Le matin est souvent le moment le plus tendu de la journée pour les familles d’enfants TDAH. Entre 7h et 8h30, tout doit s’enchaîner : se lever, s’habiller, se laver, déjeuner, préparer le sac, partir à l’heure. Pour un enfant TDAH, chacune de ces étapes demande une charge de planification que son cerveau a du mal à fournir spontanément — surtout au réveil, quand l’attention est encore basse.
Le résultat : des oublis, des distractions, des refus, et souvent une crise avant même d’avoir quitté la maison.
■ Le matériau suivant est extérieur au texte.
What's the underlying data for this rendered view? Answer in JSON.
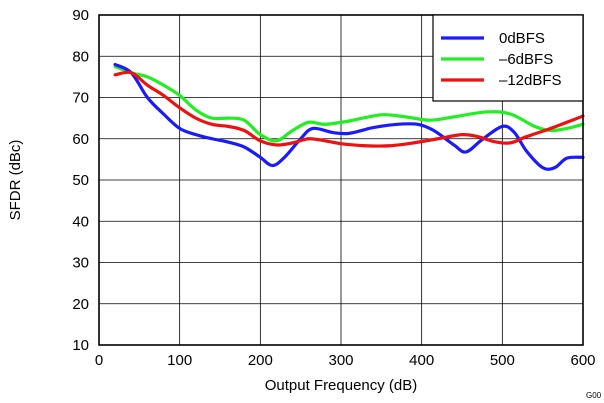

Beaucoup de parents en concluent que leur enfant « ne fait pas d’effort » ou « le fait exprès ». C’est rarement le cas.
Les travaux de Russell Barkley sur le TDAH mettent en avant le rôle central des fonctions exécutives : l’enfant sait souvent ce qu’il doit faire, mais il a besoin d’appuis externes pour réussir à le faire au bon moment.
Dans cet article, nous expliquons comment construire une routine matinale TDAH efficace, étape par étape — et nous proposons une carte de routine matinale gratuite à imprimer, conçue pour accompagner directement ce travail.
Pourquoi les matins sont si difficiles pour un enfant TDAH
Le matin combine plusieurs facteurs aggravants pour un cerveau TDAH. L’attention est plus basse au réveil.
Les enchaînements de tâches :
- se lever
- s’habiller
- se laver
- déjeuner
- faire le sac,
demandent une planification séquentielle, fonction justement déficitaire dans le TDAH. Et la pression du temps — « il faut partir dans 10 minutes » — augmente le stress, ce qui dégrade encore davantage les fonctions exécutives.
Russell Barkley décrit le TDAH comme un trouble de la performance plus que de la connaissance : l’enfant sait ce qu’il doit faire, mais son cerveau n’arrive pas à transformer ce savoir en action au bon moment. C’est exactement ce qui se joue chaque matin. Il ne « oublie pas de s’habiller » par négligence — son cerveau ne déclenche pas l’action au moment où elle est nécessaire, sans appui externe.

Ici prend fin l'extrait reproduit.